Write down the questions, and if you have any SEO questions, bum those inside too. Writing the questions down shouldn’t take long. Ideally, start with a document template.

4. Read, watch, listen (~15min)

Research is tricky. Internet is a distraction machine that will leave you binge-rewatching RuPaul's greatest moments, and you won’t even know how you got there. Beware. Self-discipline plays a key role in good research.

Individuals use limiting browsers and tossing your phone away helps. Walls and doors are fantastic productivity tools.

Take 15min for this step. Stay on top of your game, and don’t forget your objective — research template questions.

Google each question if you’re in a hurry. Otherwise, find interviews, read stories, watch YouTube, and even find podcasts. The best research comes from casual content consumption outside the writing research. You can refer back to a specific exchange from a podcast, video, or article when you’re researching a specific topic.

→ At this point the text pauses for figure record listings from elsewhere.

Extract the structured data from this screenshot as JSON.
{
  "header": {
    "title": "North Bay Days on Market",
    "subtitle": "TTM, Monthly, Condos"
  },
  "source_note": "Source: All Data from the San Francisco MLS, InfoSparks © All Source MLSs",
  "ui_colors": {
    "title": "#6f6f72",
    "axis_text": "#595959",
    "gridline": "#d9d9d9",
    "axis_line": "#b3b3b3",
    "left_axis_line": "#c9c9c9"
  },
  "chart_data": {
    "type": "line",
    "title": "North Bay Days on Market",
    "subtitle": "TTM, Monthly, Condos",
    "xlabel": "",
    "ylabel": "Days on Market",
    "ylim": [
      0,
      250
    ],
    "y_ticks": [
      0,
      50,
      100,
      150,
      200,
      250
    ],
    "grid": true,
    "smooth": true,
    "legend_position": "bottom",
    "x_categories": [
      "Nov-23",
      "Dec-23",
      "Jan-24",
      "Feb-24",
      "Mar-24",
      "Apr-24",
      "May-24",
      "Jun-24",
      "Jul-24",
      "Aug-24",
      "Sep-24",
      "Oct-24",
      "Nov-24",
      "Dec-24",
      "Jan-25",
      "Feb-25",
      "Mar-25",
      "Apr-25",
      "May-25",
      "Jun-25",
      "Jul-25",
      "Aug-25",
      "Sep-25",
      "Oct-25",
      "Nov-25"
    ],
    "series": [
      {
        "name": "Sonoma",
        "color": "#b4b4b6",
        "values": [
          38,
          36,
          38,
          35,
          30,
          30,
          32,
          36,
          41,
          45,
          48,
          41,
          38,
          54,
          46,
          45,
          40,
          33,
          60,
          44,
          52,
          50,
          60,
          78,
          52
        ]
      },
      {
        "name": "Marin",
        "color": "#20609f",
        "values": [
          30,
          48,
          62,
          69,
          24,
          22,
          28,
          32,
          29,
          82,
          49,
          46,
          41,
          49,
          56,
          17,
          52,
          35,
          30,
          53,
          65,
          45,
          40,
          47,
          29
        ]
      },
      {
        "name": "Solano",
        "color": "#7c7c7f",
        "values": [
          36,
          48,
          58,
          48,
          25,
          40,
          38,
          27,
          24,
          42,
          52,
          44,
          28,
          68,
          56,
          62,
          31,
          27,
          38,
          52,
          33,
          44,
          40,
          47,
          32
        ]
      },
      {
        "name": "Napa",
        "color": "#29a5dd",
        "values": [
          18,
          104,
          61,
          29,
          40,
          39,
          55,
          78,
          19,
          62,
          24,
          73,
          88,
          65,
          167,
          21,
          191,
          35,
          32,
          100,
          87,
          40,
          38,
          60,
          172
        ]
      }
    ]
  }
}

Your experience can is a great veil of inspiration.

Keep your tabs open, and find the core ideas and data. Quick research won’t be enough for many topics, but it works just fine for blog posts and content writing, especially if the writer is experienced in the topic.

5. Write the piece (~20min)

Writing ideas are boiling hot at this point. If I’m already familiar with the topic, I’ll start writing as soon as I jot down the questions. Otherwise, I'll get the initial data and start typing.

I can churn out a story only if two elements are present.

  1. I’m alone. “Shut the world out, “as Steven King says if I’m distracted, the story stales.
  2. And I’m not exhausted. My peak writing hours are in the morning and sometimes late at night. I’ll down one espresso and get on with it.

One morning coffee is my dose. If I have more than one coffee, I’m risking destroying my workflow and chatting to random people while making coffee. I’m a chatty guy. What can I do?

Once you finish the five steps, your first draft should be ready. Keep in mind that first drafts are usually not the work you want to send to your client or publish online.

Don’t be too hard on yourself

You could write a Pulitzer-prize story in 45minutes on certain days, and on other days, you won’t be able to pluck a solid idea with tweezers and a bottle of rum.

Some days suck, and that’s life. Find a way to mitigate the empty-void on downturns with a clear structure, and make sure you can always deliver on your promise.

Start your story with questions, and work your way to find answers.

You’ll have a professional draft in no time.